Another one bites the dust

Sony shuttering Playstation Vue. What's the future for vMVPDs?

Citing high content costs and the difficulty of establishing network deals, Sony has become the latest streaming wars casualty, announcing last week that it’s shuttering Playstation Vue on January 30, 2020, making it the first major vMVPD to shut down operations.


Although Sony has never disclosed Playstation Vue subscriber counts, eMarketer estimates that the streaming service counted 800,000 subs.


In general, virtual MVPD growth has plateaued as these services raised their prices, which was obviously bound to happen as “skinny bundles” became “huskier”. AT&T’s AT&T TV Now has been hemorrhaging subscribers for four straight quarters, losing more than 700,000 streaming TV customers over the past year.


On the flipside, Youtube TV and Hulu + Live TV have gained momentum and are both backed with a strong advertising component that they’ve parlayed into subscriber gains.

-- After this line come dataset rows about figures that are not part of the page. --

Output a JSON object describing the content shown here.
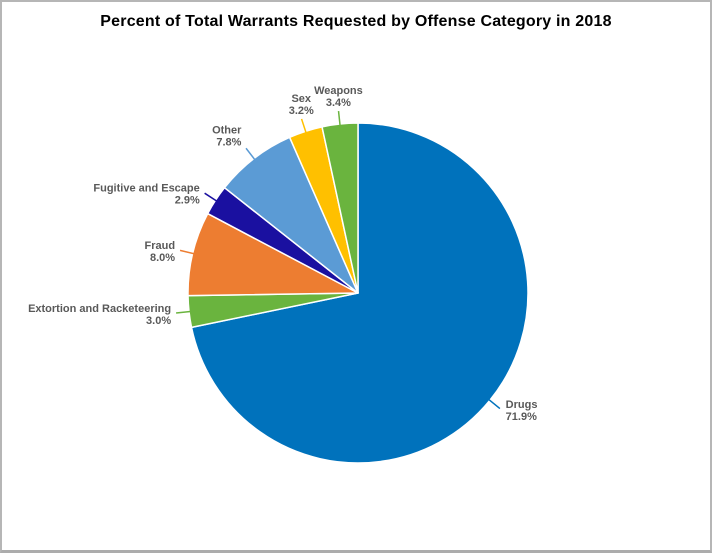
{
  "page": {
    "background": "#ffffff",
    "frame_border_color": "#b6b6b6"
  },
  "chart_data": {
    "type": "pie",
    "title": "Percent of Total Warrants Requested by Offense Category in 2018",
    "title_color": "#000000",
    "label_color": "#595959",
    "legend": "none",
    "start_angle_deg": 0,
    "direction": "clockwise",
    "labels_position": "outside-with-leader-lines",
    "slices": [
      {
        "label": "Drugs",
        "value": 71.9,
        "pct_label": "71.9%",
        "color": "#0072bc"
      },
      {
        "label": "Extortion and Racketeering",
        "value": 3.0,
        "pct_label": "3.0%",
        "color": "#6ab43e"
      },
      {
        "label": "Fraud",
        "value": 8.0,
        "pct_label": "8.0%",
        "color": "#ed7d31"
      },
      {
        "label": "Fugitive and Escape",
        "value": 2.9,
        "pct_label": "2.9%",
        "color": "#1a10a0"
      },
      {
        "label": "Other",
        "value": 7.8,
        "pct_label": "7.8%",
        "color": "#5b9bd5",
        "label_dy": -13
      },
      {
        "label": "Sex",
        "value": 3.2,
        "pct_label": "3.2%",
        "color": "#ffc000"
      },
      {
        "label": "Weapons",
        "value": 3.4,
        "pct_label": "3.4%",
        "color": "#6ab43e"
      }
    ]
  }
}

Kagan research analyst Seth Shafer said, “Advertisers are eager to tap into the small slice of video ad inventory that operators get as part of most carriage agreements," Shafer explained. "Sony largely lacked that same component, so it may have been more challenging for the company to monetize its video ad inventory through Vue.”

It can also be argued that naming a subscription TV product after its video game console wasn’t the best choice, as most people associate “Playstation” with video games and rightfully so. I’ve been in plenty of conversations with non-industry friends and often I’ll hear something like “But I don’t have a Playstation”, not realizing the service was available on Roku, Fire TV, Apple TV, and mobile devices. Perhaps “Sony Vue” would have fared better?

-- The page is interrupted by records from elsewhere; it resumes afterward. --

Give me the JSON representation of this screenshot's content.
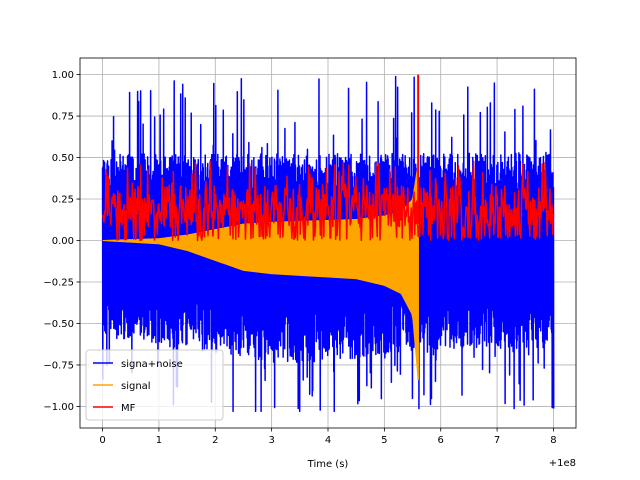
{
  "chart_data": {
    "type": "line",
    "title": "",
    "xlabel": "Time (s)",
    "ylabel": "",
    "x_offset_label": "+1e8",
    "xlim": [
      -0.4,
      8.4
    ],
    "ylim": [
      -1.13,
      1.1
    ],
    "x_ticks": [
      0,
      1,
      2,
      3,
      4,
      5,
      6,
      7,
      8
    ],
    "y_ticks": [
      -1.0,
      -0.75,
      -0.5,
      -0.25,
      0.0,
      0.25,
      0.5,
      0.75,
      1.0
    ],
    "x_tick_labels": [
      "0",
      "1",
      "2",
      "3",
      "4",
      "5",
      "6",
      "7",
      "8"
    ],
    "y_tick_labels": [
      "−1.00",
      "−0.75",
      "−0.50",
      "−0.25",
      "0.00",
      "0.25",
      "0.50",
      "0.75",
      "1.00"
    ],
    "grid": true,
    "legend_position": "lower-left",
    "series": [
      {
        "name": "signa+noise",
        "color": "#0000ff",
        "description": "dense noisy band",
        "x_range": [
          0,
          8.0
        ],
        "low_envelope": [
          [
            0,
            -0.55
          ],
          [
            1,
            -0.6
          ],
          [
            2,
            -0.65
          ],
          [
            3,
            -0.7
          ],
          [
            4,
            -0.7
          ],
          [
            5,
            -0.65
          ],
          [
            6,
            -0.62
          ],
          [
            7,
            -0.62
          ],
          [
            8,
            -0.62
          ]
        ],
        "high_envelope": [
          [
            0,
            0.5
          ],
          [
            1,
            0.5
          ],
          [
            2,
            0.5
          ],
          [
            3,
            0.5
          ],
          [
            4,
            0.5
          ],
          [
            5,
            0.5
          ],
          [
            6,
            0.5
          ],
          [
            7,
            0.5
          ],
          [
            8,
            0.5
          ]
        ],
        "peak_max": 1.0,
        "peak_min": -1.03
      },
      {
        "name": "signal",
        "color": "#ffa500",
        "description": "chirp growing in amplitude until merger",
        "x_range": [
          0,
          5.6
        ],
        "envelope": [
          [
            0,
            0.0
          ],
          [
            1,
            0.02
          ],
          [
            1.5,
            0.06
          ],
          [
            2,
            0.12
          ],
          [
            2.5,
            0.18
          ],
          [
            3,
            0.2
          ],
          [
            3.5,
            0.21
          ],
          [
            4,
            0.22
          ],
          [
            4.5,
            0.23
          ],
          [
            5,
            0.27
          ],
          [
            5.3,
            0.32
          ],
          [
            5.5,
            0.45
          ],
          [
            5.6,
            0.84
          ]
        ],
        "merger_time": 5.6,
        "merger_peak": 0.84
      },
      {
        "name": "MF",
        "color": "#ff0000",
        "description": "matched filter output",
        "x_range": [
          0,
          8.0
        ],
        "baseline": 0.08,
        "band_top": 0.25,
        "peak_x": 5.6,
        "peak_y": 1.0
      }
    ]
  }
}
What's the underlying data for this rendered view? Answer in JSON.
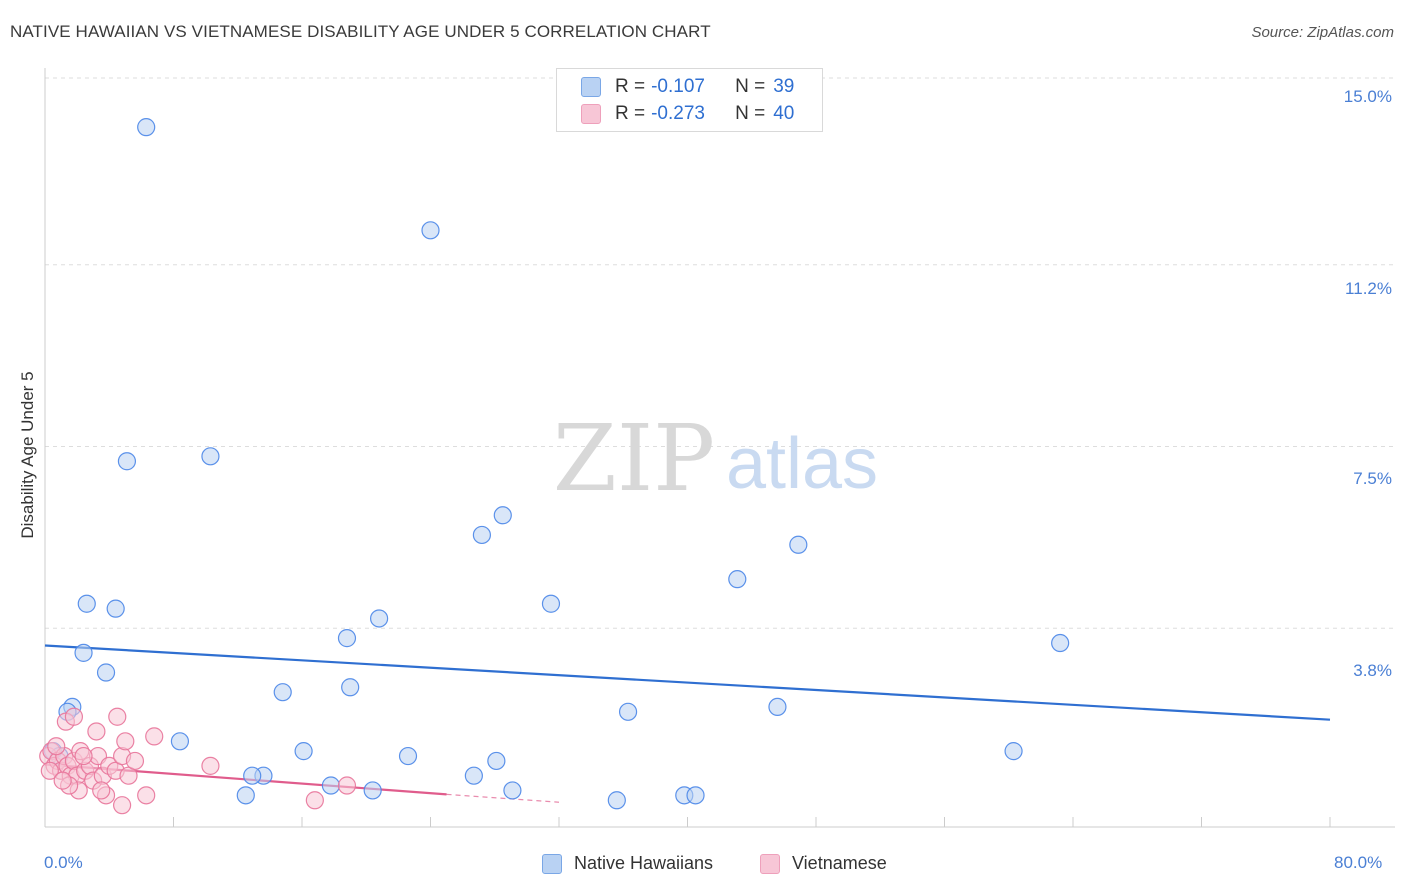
{
  "title": "NATIVE HAWAIIAN VS VIETNAMESE DISABILITY AGE UNDER 5 CORRELATION CHART",
  "source": "Source: ZipAtlas.com",
  "watermark": {
    "zip": "ZIP",
    "atlas": "atlas"
  },
  "legend": {
    "rows": [
      {
        "r_label": "R =",
        "r_value": "-0.107",
        "n_label": "N =",
        "n_value": "39"
      },
      {
        "r_label": "R =",
        "r_value": "-0.273",
        "n_label": "N =",
        "n_value": "40"
      }
    ]
  },
  "bottom_legend": {
    "series1": "Native Hawaiians",
    "series2": "Vietnamese"
  },
  "colors": {
    "blue": "#4a86e8",
    "blue_fill": "#b9d2f3",
    "blue_line": "#2f6fd1",
    "pink": "#e8749a",
    "pink_fill": "#f7c6d6",
    "pink_line": "#e05c8c",
    "tick_text": "#4a7fd4"
  },
  "chart_data": {
    "type": "scatter",
    "title": "NATIVE HAWAIIAN VS VIETNAMESE DISABILITY AGE UNDER 5 CORRELATION CHART",
    "xlabel": "",
    "ylabel": "Disability Age Under 5",
    "xlim": [
      0,
      80
    ],
    "ylim": [
      0,
      15
    ],
    "x_tick_labels": [
      "0.0%",
      "80.0%"
    ],
    "y_ticks": [
      3.8,
      7.5,
      11.2,
      15.0
    ],
    "y_tick_labels": [
      "3.8%",
      "7.5%",
      "11.2%",
      "15.0%"
    ],
    "series": [
      {
        "name": "Native Hawaiians",
        "r": -0.107,
        "n": 39,
        "trend": {
          "x": [
            0,
            80
          ],
          "y": [
            3.45,
            1.94
          ]
        },
        "points": [
          [
            6.3,
            14.0
          ],
          [
            24.0,
            11.9
          ],
          [
            5.1,
            7.2
          ],
          [
            10.3,
            7.3
          ],
          [
            28.5,
            6.1
          ],
          [
            27.2,
            5.7
          ],
          [
            46.9,
            5.5
          ],
          [
            43.1,
            4.8
          ],
          [
            2.6,
            4.3
          ],
          [
            4.4,
            4.2
          ],
          [
            31.5,
            4.3
          ],
          [
            20.8,
            4.0
          ],
          [
            18.8,
            3.6
          ],
          [
            63.2,
            3.5
          ],
          [
            2.4,
            3.3
          ],
          [
            3.8,
            2.9
          ],
          [
            19.0,
            2.6
          ],
          [
            14.8,
            2.5
          ],
          [
            1.7,
            2.2
          ],
          [
            1.4,
            2.1
          ],
          [
            45.6,
            2.2
          ],
          [
            36.3,
            2.1
          ],
          [
            8.4,
            1.5
          ],
          [
            0.5,
            1.3
          ],
          [
            0.9,
            1.2
          ],
          [
            16.1,
            1.3
          ],
          [
            22.6,
            1.2
          ],
          [
            28.1,
            1.1
          ],
          [
            60.3,
            1.3
          ],
          [
            13.6,
            0.8
          ],
          [
            26.7,
            0.8
          ],
          [
            12.9,
            0.8
          ],
          [
            17.8,
            0.6
          ],
          [
            29.1,
            0.5
          ],
          [
            20.4,
            0.5
          ],
          [
            12.5,
            0.4
          ],
          [
            35.6,
            0.3
          ],
          [
            39.8,
            0.4
          ],
          [
            40.5,
            0.4
          ]
        ]
      },
      {
        "name": "Vietnamese",
        "r": -0.273,
        "n": 40,
        "trend": {
          "x": [
            0,
            25
          ],
          "y": [
            1.03,
            0.42
          ]
        },
        "trend_dashed": {
          "x": [
            25,
            32
          ],
          "y": [
            0.42,
            0.26
          ]
        },
        "points": [
          [
            0.2,
            1.2
          ],
          [
            0.4,
            1.3
          ],
          [
            0.6,
            1.0
          ],
          [
            0.8,
            1.1
          ],
          [
            1.0,
            0.9
          ],
          [
            1.2,
            1.2
          ],
          [
            1.4,
            1.0
          ],
          [
            1.6,
            0.8
          ],
          [
            1.8,
            1.1
          ],
          [
            2.0,
            0.8
          ],
          [
            2.2,
            1.3
          ],
          [
            2.5,
            0.9
          ],
          [
            2.8,
            1.0
          ],
          [
            3.0,
            0.7
          ],
          [
            3.3,
            1.2
          ],
          [
            3.6,
            0.8
          ],
          [
            4.0,
            1.0
          ],
          [
            4.4,
            0.9
          ],
          [
            4.8,
            1.2
          ],
          [
            5.2,
            0.8
          ],
          [
            1.3,
            1.9
          ],
          [
            1.8,
            2.0
          ],
          [
            3.2,
            1.7
          ],
          [
            4.5,
            2.0
          ],
          [
            5.0,
            1.5
          ],
          [
            6.8,
            1.6
          ],
          [
            10.3,
            1.0
          ],
          [
            2.1,
            0.5
          ],
          [
            1.5,
            0.6
          ],
          [
            3.8,
            0.4
          ],
          [
            6.3,
            0.4
          ],
          [
            16.8,
            0.3
          ],
          [
            4.8,
            0.2
          ],
          [
            18.8,
            0.6
          ],
          [
            0.3,
            0.9
          ],
          [
            0.7,
            1.4
          ],
          [
            2.4,
            1.2
          ],
          [
            3.5,
            0.5
          ],
          [
            5.6,
            1.1
          ],
          [
            1.1,
            0.7
          ]
        ]
      }
    ]
  }
}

Following Sony’s announcement, Cowen analyst Gregory Williams said that we can expect more closures and/or consolidation in the vMVPD business.


In a note to investors, he wrote, “Despite the cord cutting acceleration, vMVPDs have seen a significant net add deceleration, struggling to compete in the crowded OTT market against each other and the more than 300 direct-to-consumer apps.” Adding, “Our work suggests the slowdown is driven largely by price as vMVPD’s are sub-scale and playing in a generally irrational and unsustainable market. To that point, with the continued rise in programming costs, vMVPD economics continue to get tougher.”

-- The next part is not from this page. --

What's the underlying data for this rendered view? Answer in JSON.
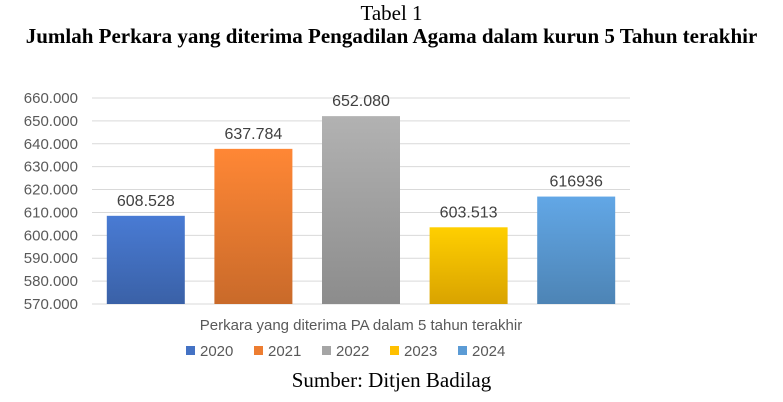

On Friday I caught up with Shane Cannon, CEO of live streaming TV service, Vidgo, who believes vMVPDs will gain customers leaving cable and satellite for cheaper alternatives.


“If vMVPD’s can control their costs there’s no reason they can’t all enjoy success,” Shane commented. “Viewing habits continue to shift towards streaming as consumers look to save money and streaming becomes the primary way consumers consume video content. With the introduction of new services like Disney Plus this trend will likely accelerate.”


He added, “Simply put, there is no reason that every major streaming service won’t succeed” and let’s add with emphasis “IF they control their costs.''


Playstation Vue was a good product, so it’s unfortunate to see it fall victim to the streaming wars. The takeaway should be that four elements are critical to success; content, costs, UX, and marketing.